Abstract

The development of automatic methods to recognize cracks in surfaces of concrete has been under focus in recent years, firstly through computer vision methods and more recently focusing on convolutional neural networks that are delivering promising results. Challenges are still persisting in crack recognition, namely due to the confusion added by the myriad of elements commonly found on concrete surfaces. The robustness of these methods would deal with these elements if access to correspondingly heterogeneous datasets was possible. Even so, this would be a cumbersome methodology, since training would be needed for each particular case and models would be case dependent. Thus, efforts from the scientific community are focusing on generalizing neural network models to achieve high performance in images from different domains, slightly different from those in which they were effectively trained.

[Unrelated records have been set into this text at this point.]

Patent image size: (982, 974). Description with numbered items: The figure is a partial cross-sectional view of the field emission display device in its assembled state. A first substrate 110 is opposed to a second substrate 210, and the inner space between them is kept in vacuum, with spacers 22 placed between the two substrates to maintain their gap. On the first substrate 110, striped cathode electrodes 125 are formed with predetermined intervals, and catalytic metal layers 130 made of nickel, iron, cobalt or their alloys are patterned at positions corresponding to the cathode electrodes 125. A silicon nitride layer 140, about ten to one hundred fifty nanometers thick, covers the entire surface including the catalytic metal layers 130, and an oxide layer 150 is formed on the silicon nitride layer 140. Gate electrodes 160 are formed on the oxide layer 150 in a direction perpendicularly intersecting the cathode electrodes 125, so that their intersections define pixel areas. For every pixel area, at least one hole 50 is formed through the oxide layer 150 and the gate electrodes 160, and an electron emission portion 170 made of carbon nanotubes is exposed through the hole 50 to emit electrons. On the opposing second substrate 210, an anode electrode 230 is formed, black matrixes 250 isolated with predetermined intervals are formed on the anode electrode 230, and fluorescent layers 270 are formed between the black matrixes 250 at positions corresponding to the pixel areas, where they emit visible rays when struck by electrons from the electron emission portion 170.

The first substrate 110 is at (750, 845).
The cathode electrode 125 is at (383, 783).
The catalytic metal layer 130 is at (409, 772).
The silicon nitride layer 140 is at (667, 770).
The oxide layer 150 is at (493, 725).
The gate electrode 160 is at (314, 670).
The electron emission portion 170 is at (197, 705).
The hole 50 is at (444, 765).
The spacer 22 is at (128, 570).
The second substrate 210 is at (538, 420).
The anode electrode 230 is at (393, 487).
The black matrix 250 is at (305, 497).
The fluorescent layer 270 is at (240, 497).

The generalization of networks can be achieved by domain adaptation techniques at the training stage. Domain adaptation enables finding a feature space in which features from both domains are invariant, and thus, classes become separable. The work presented here proposes the DA-Crack method, which is a domain adversarial training method, to generalize a neural network for recognizing cracks in images of concrete surfaces. The domain adversarial method uses a convolutional extractor followed by a classifier and a discriminator, and relies on two datasets: a source labeled dataset and a target unlabeled small dataset. The classifier is responsible for the classification of images randomly chosen, while the discriminator is dedicated to uncovering to which dataset each image belongs. Backpropagation from the discriminator reverses the gradient used to update the extractor. This enables fighting the convergence promoted by the updating backpropagated from the classifier, and thus generalizing the extractor enabling it for crack recognition of images from both source and target datasets. Results show that the DA-Crack training method improved accuracy in crack classification of images from the target dataset in 54 percentage points, while accuracy on the source dataset remains unaffected.